= The Land Is Bright =

1941 dramatic play by George S. Kaufman and Edna Ferber

First edition
(publ. Doubleday, Doran)

The Land Is Bright is a 1941 dramatic play by George S. Kaufman and Edna Ferber.

The play, which opened as World War II raged and shortly before American entry into that war, is an epic with patriotic themes. It covers three generations of the fictional Kincaid family, robber barons who made their family fortune with questionable tactics in the 19th century (the family patriarch may have actually robbed, cheated, and even murdered in his rise from humble railroad worker to multi-millionaire). The second and third acts follow the family over the next generations as they strive to become acceptable in respectable New York high society. The second and some of the third generation engages in much difficult behavior (consorting with murderous gangsters, multiple marriages, abandoning America) but as the play moves to current time the last generation redeems the family: the patriarch's grandson abjures the pursuit of wealth to serve in the government for the emergency, one great-grandson has enlisted in the Air Corps, and most of the other Kincaids exhibit redemptive behavior and learn the nature of patriotic sacrifice in order to become true Americans. The final act ends with a rousing speech for patriotic action in the face of the rising Nazi Germany.

The Land Is Bright is one of Kaufman's few dramas, as he mostly wrote comedies, satire, and musicals. Kaufman and Ferber had earlier collaborated on Minick, The Royal Family, Dinner at Eight, and Stage Door, and would again on Bravo!.

The Land Is Bright opened on Broadway at the Music Box Theatre on October 28, 1941. Players included Leon Ames and Diana Barrymore as Grant and Linda Kincaid; other players included Walter Beck, Constance Brigham, Grover Burgess, and Ruth Findlay who came out retirement to play her last Broadway role.
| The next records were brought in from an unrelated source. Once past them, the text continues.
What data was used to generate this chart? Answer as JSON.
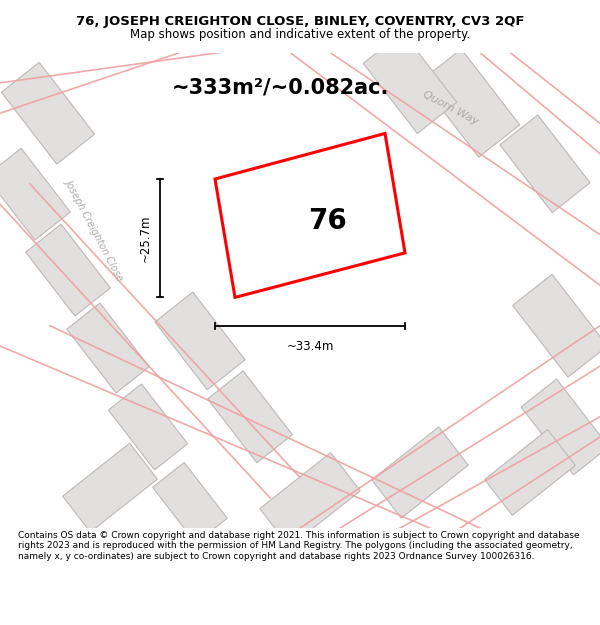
{
  "title_line1": "76, JOSEPH CREIGHTON CLOSE, BINLEY, COVENTRY, CV3 2QF",
  "title_line2": "Map shows position and indicative extent of the property.",
  "area_text": "~333m²/~0.082ac.",
  "label_76": "76",
  "dim_width": "~33.4m",
  "dim_height": "~25.7m",
  "street_label1": "Quorn Way",
  "street_label2": "Joseph Creighton Close",
  "footer": "Contains OS data © Crown copyright and database right 2021. This information is subject to Crown copyright and database rights 2023 and is reproduced with the permission of HM Land Registry. The polygons (including the associated geometry, namely x, y co-ordinates) are subject to Crown copyright and database rights 2023 Ordnance Survey 100026316.",
  "map_bg": "#eeecec",
  "polygon_color": "#ff0000",
  "road_color": "#f0a0a0",
  "title_bg": "#ffffff",
  "footer_bg": "#ffffff",
  "building_fill": "#e2dfdf",
  "building_stroke": "#c0b8b8"
}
Future TV star Dick Van Patten played a juvenile role. Max Gordon produced, Kaufmann directed, and Jo Mielziner designed the sets. The Land Is Bright was not a big hit, closing on January 3, 1942 after 79 performances and losing about $20,000.

John Mason Brown, writing in the New York World-Telegram, gave The Land Is Bright a review which helped kill the play: "Although Mr. Kaufman and Miss Ferber are far from their best when they now re-employ [the through-the-generations story device], The Land Is Bright is one of those productions at which you do listen and listen attentively (often out of sheer incredulity)... it is impossible not to realize that as dramatic literature The Land Is Bright is something to be taken about as seriously as a comic strip serial, which it closely resembles". Eleanor Roosevelt was more enthusiastic, particularly of the message: "leaves you no moment when you are not tensely held by the action on the stage... There were times when... the story was slightly overdrawn, and yet... I came away with one great sense of satisfaction, for... It points the moral that the whole level of public responsibility and integrity has gone up over the period of the last fifty years."

The play was published once, in 1941, and is out print since, being available only in manuscript form and has been rarely staged since its Broadway run. The Palmetto Players of Converse College mounted a production in 1942.